Fathers & Sons, Race & Class, Exploitation & Apartheid, but Not Really: 'Black Cobra'
A martial artist selling black market diamonds gets in over his head.
Black CobraDirector: Scott Donovan
Cast: T.J. Storm, Cary-Hiroyuki Tagawa, Ursula Taherian
Release date: 2012-05-22
Black Cobra is about fathers and sons, race and class, exploitation, and the remnants of apartheid in South Africa. Okay, it wants to be about those things, however, it ends up not being about any of them. Just because a character mentions them once, doesn’t mean they’re important in your movie. The only one of these themes that are introduced early that actually remains beyond the opening scene is the fathers and sons.
Martial arts student Sizwe Biko (T.J. Storm) must sell some diamonds that have been in his family for 100 years (there’s an inevitable “family jewels” joke lurking in here somewhere) in order to get his dying father out of prison. Sizwe longs to be near his father, a former political activist, once again.
The man Sizwe sells his diamonds to, a Los Angeles Yakuza named Tanaka (Cary-Hiroyuki Tagawa), is a father himself. While Sizwe is a good man, the kind of man you’d be proud to call son, Tanaka’s son is a constant disappointment, disloyal, greedy, and spoiled. It is this contrast that… well… I’m not sure what this dichotomy is supposed to accomplish, but it’s there.
This emptiness is indicative of Black Cobra, and the result is a messy, slapped together attempt at a martial arts movie. In spirit it is a throwback to blaxploitation chopsocky films like Jim Kelly’s Black Belt Jones and Hot Potato. Too bad it pales in comparison. Those films are campy and fun, and Black Cobra is just terrible on all fronts.
Perhaps the biggest sin is the lackluster fight scenes. You can forgive a lot in a low-budget martial arts film, but the one thing you absolutely cannot do is have lame action. If your movie is built around fighting, the fighting can’t suck. But it does. Storm is a decorated martial artist and stunt veteran of dozens of action films, but the hand-to-hand scenes are so cut up that they’re damn near unwatchable. There’s an edit after almost every punch or kick, and the finished product is jarring to watch. There is absolutely no flow.
Overly obvious dialogue weighs Black Cobra down. Characters say things like, “I haven’t seen you since San Diego State,” that no real person would say. Combine this with unnecessary characters—like a pair of private investigators—and asides that never amount to anything or go anywhere, and the movie is as jumbled and confusing as it is cheesy. Sizwe goes to visit his sensei before travelling to LA—why you’re not sure, he’s only going to be gone a few days—but at first it’s like he just went into the woods to fight some guy who doesn’t talk.
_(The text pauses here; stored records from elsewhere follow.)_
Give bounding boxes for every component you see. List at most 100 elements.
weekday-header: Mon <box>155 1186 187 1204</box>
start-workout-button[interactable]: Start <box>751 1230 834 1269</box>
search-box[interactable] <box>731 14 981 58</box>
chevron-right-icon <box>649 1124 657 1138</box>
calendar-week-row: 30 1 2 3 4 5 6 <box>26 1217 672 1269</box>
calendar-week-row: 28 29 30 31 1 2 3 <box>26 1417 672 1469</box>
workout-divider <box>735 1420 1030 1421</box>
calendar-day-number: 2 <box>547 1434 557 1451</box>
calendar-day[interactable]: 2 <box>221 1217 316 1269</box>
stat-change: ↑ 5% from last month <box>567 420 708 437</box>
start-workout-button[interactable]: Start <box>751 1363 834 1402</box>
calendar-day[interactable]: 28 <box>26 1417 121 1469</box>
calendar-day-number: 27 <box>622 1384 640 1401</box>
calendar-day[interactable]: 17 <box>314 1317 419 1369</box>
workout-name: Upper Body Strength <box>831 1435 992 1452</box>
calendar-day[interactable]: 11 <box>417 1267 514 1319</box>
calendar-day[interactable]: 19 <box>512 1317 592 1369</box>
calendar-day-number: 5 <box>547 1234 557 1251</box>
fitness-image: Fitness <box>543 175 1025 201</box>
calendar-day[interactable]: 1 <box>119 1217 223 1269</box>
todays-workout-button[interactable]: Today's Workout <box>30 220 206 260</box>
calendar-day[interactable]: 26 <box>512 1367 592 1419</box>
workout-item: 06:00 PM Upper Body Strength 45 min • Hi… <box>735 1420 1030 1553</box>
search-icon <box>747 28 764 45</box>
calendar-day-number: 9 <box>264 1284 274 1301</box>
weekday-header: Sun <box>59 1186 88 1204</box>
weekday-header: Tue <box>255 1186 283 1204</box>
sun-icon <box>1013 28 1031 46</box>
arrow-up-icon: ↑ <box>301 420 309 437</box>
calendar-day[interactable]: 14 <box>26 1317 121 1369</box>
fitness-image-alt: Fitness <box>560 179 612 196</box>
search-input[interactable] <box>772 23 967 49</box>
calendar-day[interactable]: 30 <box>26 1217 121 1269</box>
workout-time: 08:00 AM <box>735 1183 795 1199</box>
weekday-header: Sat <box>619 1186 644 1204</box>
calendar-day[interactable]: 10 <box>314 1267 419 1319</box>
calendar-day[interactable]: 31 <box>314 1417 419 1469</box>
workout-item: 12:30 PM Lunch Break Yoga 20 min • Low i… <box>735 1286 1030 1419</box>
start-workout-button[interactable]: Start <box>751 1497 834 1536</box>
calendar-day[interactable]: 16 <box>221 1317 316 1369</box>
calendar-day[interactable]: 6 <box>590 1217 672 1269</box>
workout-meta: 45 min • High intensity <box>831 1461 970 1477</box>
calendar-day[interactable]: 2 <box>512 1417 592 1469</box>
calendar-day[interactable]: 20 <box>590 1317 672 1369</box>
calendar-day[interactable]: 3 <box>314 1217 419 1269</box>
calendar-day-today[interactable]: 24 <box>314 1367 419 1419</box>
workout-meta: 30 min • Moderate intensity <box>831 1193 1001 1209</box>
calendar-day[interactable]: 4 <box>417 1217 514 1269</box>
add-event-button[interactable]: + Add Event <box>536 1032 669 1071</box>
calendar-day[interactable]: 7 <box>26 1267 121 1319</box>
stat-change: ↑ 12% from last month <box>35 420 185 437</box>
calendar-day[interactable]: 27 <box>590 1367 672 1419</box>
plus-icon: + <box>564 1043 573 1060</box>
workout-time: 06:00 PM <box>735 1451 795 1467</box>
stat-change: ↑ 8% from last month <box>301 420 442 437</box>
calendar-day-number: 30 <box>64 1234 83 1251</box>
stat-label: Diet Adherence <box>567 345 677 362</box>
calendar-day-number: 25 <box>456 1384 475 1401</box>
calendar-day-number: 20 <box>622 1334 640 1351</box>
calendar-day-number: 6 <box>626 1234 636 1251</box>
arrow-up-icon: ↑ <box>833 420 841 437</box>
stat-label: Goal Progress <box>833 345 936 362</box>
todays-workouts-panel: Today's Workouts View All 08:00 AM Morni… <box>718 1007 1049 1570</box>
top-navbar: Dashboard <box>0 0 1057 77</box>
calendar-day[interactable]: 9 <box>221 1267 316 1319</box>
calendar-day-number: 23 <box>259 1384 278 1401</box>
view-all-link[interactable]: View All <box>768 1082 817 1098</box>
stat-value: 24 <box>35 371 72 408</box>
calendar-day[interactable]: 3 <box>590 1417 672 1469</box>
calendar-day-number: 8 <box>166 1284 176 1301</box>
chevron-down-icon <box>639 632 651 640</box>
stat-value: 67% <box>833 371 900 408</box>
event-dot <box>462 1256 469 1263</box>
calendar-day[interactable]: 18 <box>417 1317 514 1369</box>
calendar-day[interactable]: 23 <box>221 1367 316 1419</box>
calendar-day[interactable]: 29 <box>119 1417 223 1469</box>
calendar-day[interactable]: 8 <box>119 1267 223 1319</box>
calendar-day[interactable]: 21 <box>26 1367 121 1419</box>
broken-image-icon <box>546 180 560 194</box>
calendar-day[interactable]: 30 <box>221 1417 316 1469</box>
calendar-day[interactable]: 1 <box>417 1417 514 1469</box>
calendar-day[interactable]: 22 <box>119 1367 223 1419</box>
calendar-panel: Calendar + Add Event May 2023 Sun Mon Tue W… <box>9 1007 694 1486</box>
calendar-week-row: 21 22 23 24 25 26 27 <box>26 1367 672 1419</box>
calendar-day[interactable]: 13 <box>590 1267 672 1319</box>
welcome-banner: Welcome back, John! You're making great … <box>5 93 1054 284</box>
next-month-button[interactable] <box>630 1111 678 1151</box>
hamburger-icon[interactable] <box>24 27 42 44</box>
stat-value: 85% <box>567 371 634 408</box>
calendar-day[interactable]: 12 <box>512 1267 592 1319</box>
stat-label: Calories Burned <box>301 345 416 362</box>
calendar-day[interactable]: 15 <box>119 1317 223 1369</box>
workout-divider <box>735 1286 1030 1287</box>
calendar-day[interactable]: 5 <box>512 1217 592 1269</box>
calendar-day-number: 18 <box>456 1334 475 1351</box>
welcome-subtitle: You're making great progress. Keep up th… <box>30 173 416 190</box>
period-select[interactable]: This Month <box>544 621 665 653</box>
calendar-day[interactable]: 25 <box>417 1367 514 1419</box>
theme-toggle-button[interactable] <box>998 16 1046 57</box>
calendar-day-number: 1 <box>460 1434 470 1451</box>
This scene plays out like a hazy dream, and you keep waiting for him to wake up, or anything to make any sense at all.
Various segments of Black Cobra has a different visual style and it seems like every act is directed by a new person. But it wasn’t. Scott Donovan directs the whole thing. One scene every edit is a fade. Each shot fades to black then back in again, almost like a movie trailer. There is while where a shaky-cam style takes over, the already mentioned rose-tinted dreamy sequence, and an attempt to pull off multiple split screens. This mishmash of styles is jammed together into a messy ball that threatens to break apart in your hands.
These are just a few of the bigger problems, but there are tons more to contend with before you finish Black Cobra. It throws you into the story with no set up. A tired running gag where people riff on Sizwe’s name just won’t die. Swizzle stick, Swizz, Sizzling Bacon, are a few of the choicest gems. One poorly placed flashback derails what little pace there is. And of course there’s an absurd catfight between two women who are only in the film to do just that, which devolves into a pillow fight.
The longer Black Cobra goes on the more ridiculous it becomes. For a second—just a second—you get the idea that things might get so silly that it could redeem the movie. Unfortunately the film never goes that far overboard, and you’re left with a steaming pile.
This one instance epitomizes what is wrong with Black Cobra. When a character is asked, “Why did you betray me?” his answer is, “It’s more complicated than that,” and nothing more.
The DVD of Black Cobra is similarly dull. Eleven minutes of deleted scenes are made up of awkward scenes between Sizwe and his wife, and moments that would have stretched out already painfully long scenes. An alternate ending is a tedious attempt to set up a sequel, one that is even worse than the try left in the finished movie. A blooper reel is exactly what you expect; flubbed lines, actors forgetting their lines, and botched kung fu moves. There is not much here worth paying attention to.